Chez ces souris, Ciaran Murphy-Royal et ses collègues se sont intéressés aux effets de la corticostérone, l’hormone du stress chez les rongeurs (l’équivalent du cortisol chez l’humain), sur le cerveau.
« Dans l’une de nos études, nous avons pu montrer que les astrocytes jouent le rôle d’un détecteur du stress très sensible et relaient l’information directement au cerveau. Et, ce qui est remarquable, c’est qu’en inhibant les récepteurs de stress sur ces cellules, les souris, exposées au stress durant leur enfance, retrouvent un sommeil normal et des capacités standards d’apprentissage et de mémoire. »
Une belle avancée scientifique, mais qui n’a aucune application clinique pour le moment.
Chez l’humain, le défi de contrecarrer les effets du stress chronique subi à un jeune âge s’avère plus complexe que chez les rongeurs, notamment parce que les récepteurs de stress se retrouvent sur de nombreuses autres cellules que les astrocytes.
La recherche à la croisée des chemins
L’équipe de Ciaran Murphy-Royal est désormais à la croisée des chemins : elle essaie de comprendre quels changements moléculaires s’opèrent et quelles voies de signalisation sont empruntées lorsque les astrocytes sont activés par des hormones de stress.
Pour identifier des cibles thérapeutiques plus précises, l’équipe envisage maintenant de collaborer avec d’autres équipes spécialisées en biologie moléculaire.
« Dans le laboratoire, nous aimerions évaluer les impacts sur les astrocytes des thérapies existantes comme les antidépresseurs pour soigner la dépression.
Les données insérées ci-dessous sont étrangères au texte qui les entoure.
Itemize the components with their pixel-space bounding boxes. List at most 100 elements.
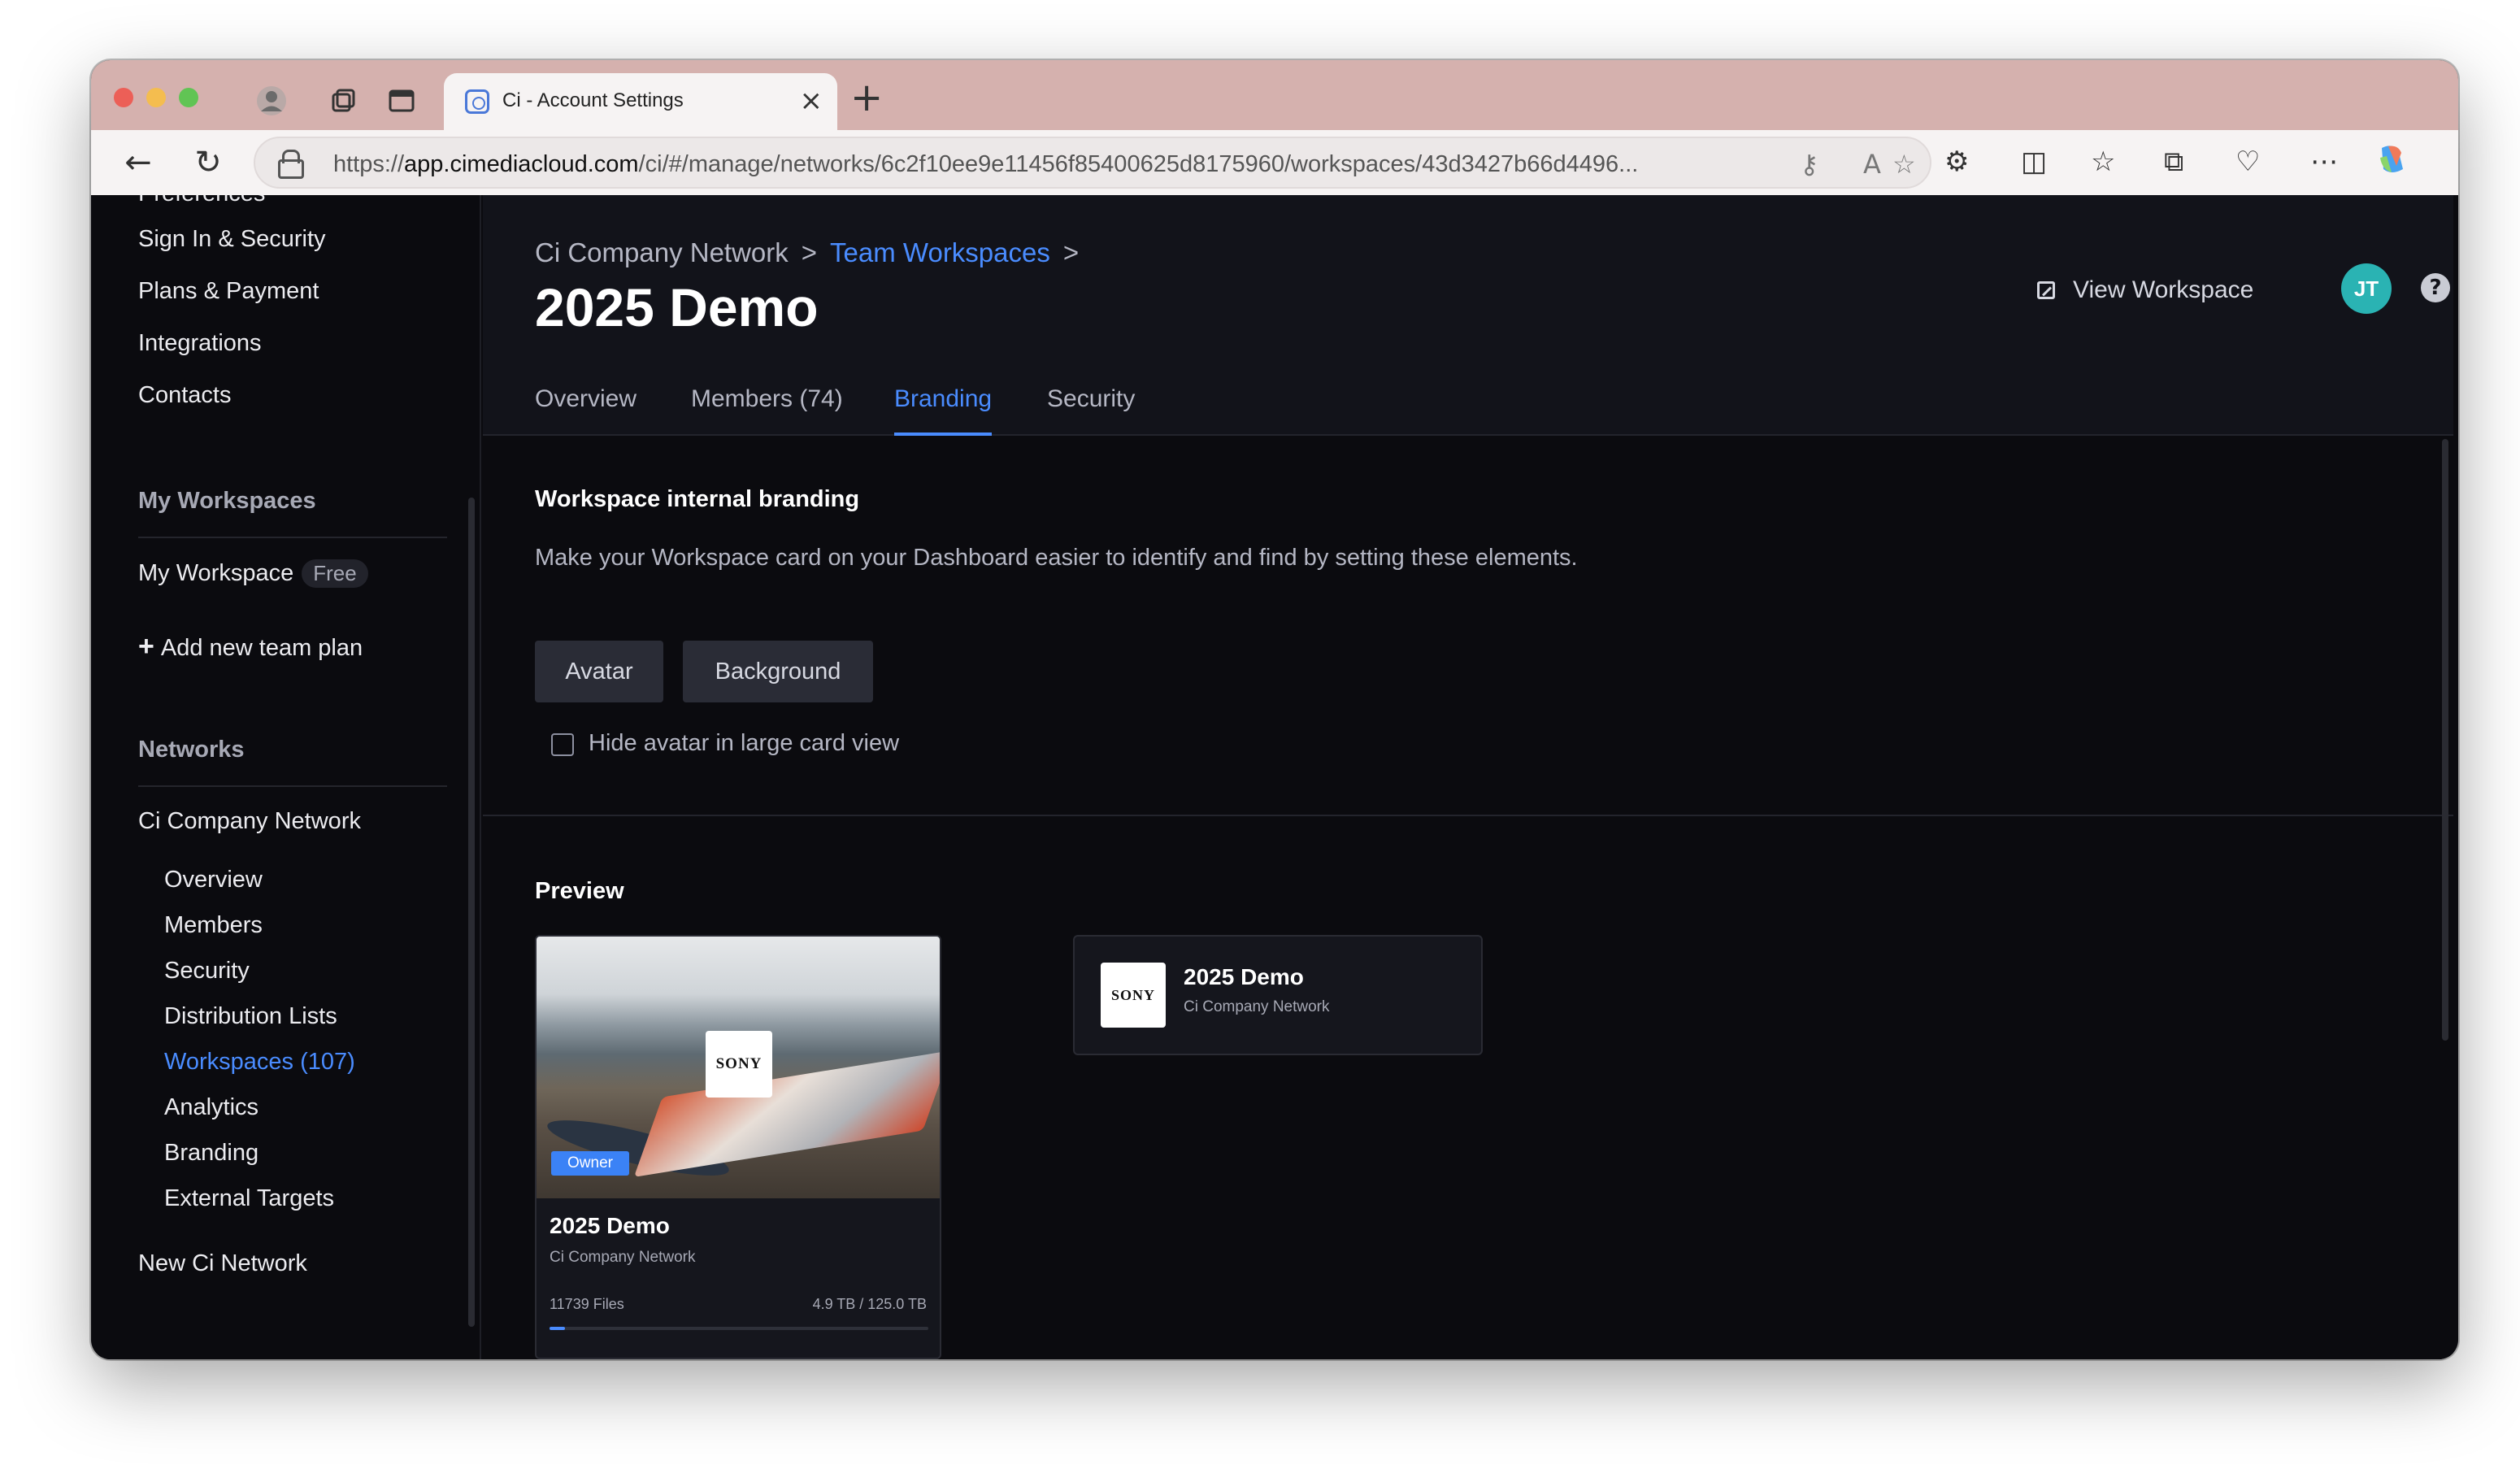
sidebar-item-integrations[interactable]: Integrations: [138, 330, 262, 357]
browser-window: Ci - Account Settings × + ← ↻ https://ap…: [91, 60, 2458, 1359]
close-window-button[interactable]: [114, 88, 133, 107]
sidebar-item-sign-in-security[interactable]: Sign In & Security: [138, 226, 326, 253]
my-workspaces-heading: My Workspaces: [138, 488, 316, 514]
sidebar-item-workspaces[interactable]: Workspaces (107): [164, 1049, 355, 1076]
sidebar-item-branding[interactable]: Branding: [164, 1140, 259, 1167]
workspace-card-large[interactable]: SONY Owner 2025 Demo Ci Company Network …: [535, 935, 941, 1359]
more-menu-icon[interactable]: ⋯: [2310, 141, 2338, 182]
tab-title: Ci - Account Settings: [502, 89, 684, 111]
browser-essentials-icon[interactable]: ♡: [2235, 141, 2260, 182]
collections-icon[interactable]: ⧉: [2164, 141, 2183, 182]
breadcrumb-team-workspaces[interactable]: Team Workspaces: [830, 237, 1050, 267]
avatar[interactable]: JT: [2341, 263, 2392, 314]
branding-section: Workspace internal branding Make your Wo…: [483, 437, 2453, 816]
page-header: Ci Company Network > Team Workspaces > 2025…: [483, 195, 2453, 436]
view-workspace-button[interactable]: View Workspace: [2037, 276, 2253, 304]
divider: [138, 537, 447, 538]
close-tab-icon[interactable]: ×: [800, 85, 823, 117]
tab-bar: Ci - Account Settings × +: [91, 60, 2458, 130]
tab-account-settings[interactable]: Ci - Account Settings ×: [444, 73, 837, 130]
ci-favicon-icon: [465, 89, 489, 114]
workspaces-icon[interactable]: [327, 85, 359, 117]
background-button[interactable]: Background: [683, 641, 873, 702]
breadcrumb-separator: >: [1062, 237, 1080, 267]
favorites-icon[interactable]: ☆: [2091, 141, 2115, 182]
sidebar-scrollbar[interactable]: [468, 498, 475, 1327]
sidebar-item-preferences[interactable]: Preferences: [138, 195, 265, 207]
tab-branding[interactable]: Branding: [894, 385, 992, 413]
workspace-card-small[interactable]: SONY 2025 Demo Ci Company Network: [1073, 935, 1483, 1055]
workspace-background-image: SONY Owner: [537, 937, 940, 1198]
card-title: 2025 Demo: [1184, 964, 1304, 989]
plus-icon: +: [138, 631, 154, 662]
storage-bar-fill: [550, 1327, 565, 1330]
tab-overview[interactable]: Overview: [535, 385, 637, 413]
split-screen-icon[interactable]: ◫: [2021, 141, 2047, 182]
hide-avatar-label[interactable]: Hide avatar in large card view: [589, 730, 899, 757]
open-external-icon: [2037, 281, 2055, 299]
divider: [138, 785, 447, 787]
branding-description: Make your Workspace card on your Dashboa…: [535, 545, 1578, 571]
extensions-icon[interactable]: ⚙: [1944, 141, 1969, 182]
add-team-plan-button[interactable]: + Add new team plan: [138, 631, 363, 663]
card-file-count: 11739 Files: [550, 1296, 624, 1312]
sidebar-item-network[interactable]: Ci Company Network: [138, 808, 361, 835]
tab-members[interactable]: Members (74): [691, 385, 843, 413]
breadcrumb-network[interactable]: Ci Company Network: [535, 237, 789, 267]
owner-badge: Owner: [551, 1151, 629, 1176]
windsurf-sail: [633, 1050, 940, 1177]
sidebar-item-new-network[interactable]: New Ci Network: [138, 1250, 307, 1277]
sidebar-item-contacts[interactable]: Contacts: [138, 382, 231, 409]
plan-badge: Free: [302, 559, 368, 588]
page-title: 2025 Demo: [535, 277, 819, 337]
tab-security[interactable]: Security: [1047, 385, 1135, 413]
browser-toolbar: ← ↻ https://app.cimediacloud.com/ci/#/ma…: [91, 130, 2458, 195]
storage-bar: [550, 1327, 928, 1330]
my-workspace-label: My Workspace: [138, 560, 294, 586]
help-icon[interactable]: ?: [2421, 273, 2450, 302]
zoom-window-button[interactable]: [179, 88, 198, 107]
sidebar-item-plans-payment[interactable]: Plans & Payment: [138, 278, 319, 305]
read-aloud-icon[interactable]: A: [1863, 148, 1881, 180]
sidebar-item-external-targets[interactable]: External Targets: [164, 1185, 334, 1212]
settings-sidebar: Preferences Sign In & Security Plans & P…: [98, 195, 481, 1359]
new-tab-icon[interactable]: +: [850, 78, 883, 117]
branding-heading: Workspace internal branding: [535, 486, 860, 512]
profile-icon[interactable]: [255, 85, 288, 117]
url-text: https://app.cimediacloud.com/ci/#/manage…: [333, 151, 1638, 178]
sidebar-item-members[interactable]: Members: [164, 912, 263, 939]
card-network: Ci Company Network: [550, 1249, 696, 1266]
reload-icon[interactable]: ↻: [185, 140, 231, 185]
vertical-tabs-icon[interactable]: [385, 85, 418, 117]
sidebar-item-distribution-lists[interactable]: Distribution Lists: [164, 1003, 337, 1030]
main-scrollbar[interactable]: [2442, 439, 2448, 1041]
sidebar-item-security[interactable]: Security: [164, 958, 250, 985]
favorite-star-icon[interactable]: ☆: [1892, 148, 1916, 180]
card-storage: 4.9 TB / 125.0 TB: [812, 1296, 927, 1312]
workspace-avatar-logo: SONY: [706, 1031, 772, 1098]
avatar-button[interactable]: Avatar: [535, 641, 663, 702]
active-tab-indicator: [894, 433, 992, 436]
breadcrumb: Ci Company Network > Team Workspaces >: [535, 237, 1092, 268]
hide-avatar-checkbox[interactable]: [551, 733, 574, 756]
sidebar-item-my-workspace[interactable]: My Workspace Free: [138, 559, 368, 588]
card-network: Ci Company Network: [1184, 998, 1330, 1015]
copilot-icon[interactable]: [2374, 141, 2409, 189]
breadcrumb-separator: >: [801, 237, 818, 267]
minimize-window-button[interactable]: [146, 88, 166, 107]
address-bar[interactable]: https://app.cimediacloud.com/ci/#/manage…: [254, 137, 1931, 189]
sidebar-item-analytics[interactable]: Analytics: [164, 1094, 259, 1121]
networks-heading: Networks: [138, 737, 245, 763]
url-prefix: https://: [333, 151, 405, 177]
password-key-icon[interactable]: ⚷: [1800, 148, 1818, 180]
back-arrow-icon[interactable]: ←: [115, 140, 161, 185]
workspace-avatar-logo: SONY: [1101, 963, 1166, 1028]
main-panel: Ci Company Network > Team Workspaces > 2025…: [483, 195, 2453, 1359]
preview-heading: Preview: [535, 878, 624, 904]
url-host: app.cimediacloud.com: [404, 151, 639, 177]
card-title: 2025 Demo: [550, 1213, 670, 1238]
lock-icon[interactable]: [278, 150, 304, 179]
app-content: Preferences Sign In & Security Plans & P…: [98, 195, 2453, 1359]
sidebar-item-overview[interactable]: Overview: [164, 867, 263, 893]
view-workspace-label: View Workspace: [2073, 276, 2254, 303]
Nous supposons que les astrocytes sont affectés et que cela pourrait être une voie à explorer pour améliorer l’efficacité de ces thérapies », dit Ciaran Murphy-Royal.
Et, ses étudiants vont plus loin encore : ils souhaiteraient tester des drogues psychédéliques (LSD, kétamine, psilocybine, etc.) et déterminer si cela modifie le fonctionnement des astrocytes et si, ultimement, cela a des conséquences sur la dépression.
À les entendre, on devine que le chercheur et son équipe ne manqueront pas d’idées pour débusquer de nouvelles cibles permettant d’atténuer les conséquences négatives du stress.
L’astrocyte, un acteur de premier plan
Dans une perspective publiée dans la revue Nature Neuroscience, Ciaran Murphy-Royal et deux de ses collègues de l’Université de Washington à Saint-Louis offrent un vent de fraîcheur au rôle joué par les astrocytes.
Longtemps, les scientifiques ont cru que ces cellules non neuronales étaient des acteurs secondaires, de simples soutiens aux synapses.
Le trio scientifique pense plutôt que les astrocytes sont des partenaires actifs qui aident les neurones à remplir leurs fonctions.
Ils agissent comme des détecteurs incontournables, sensibles aux variations des niveaux d’insuline, de glucose, d’oxygène ou de corticostérone par exemple, et sont capables de moduler le volume de l’activité neuronale en conséquence.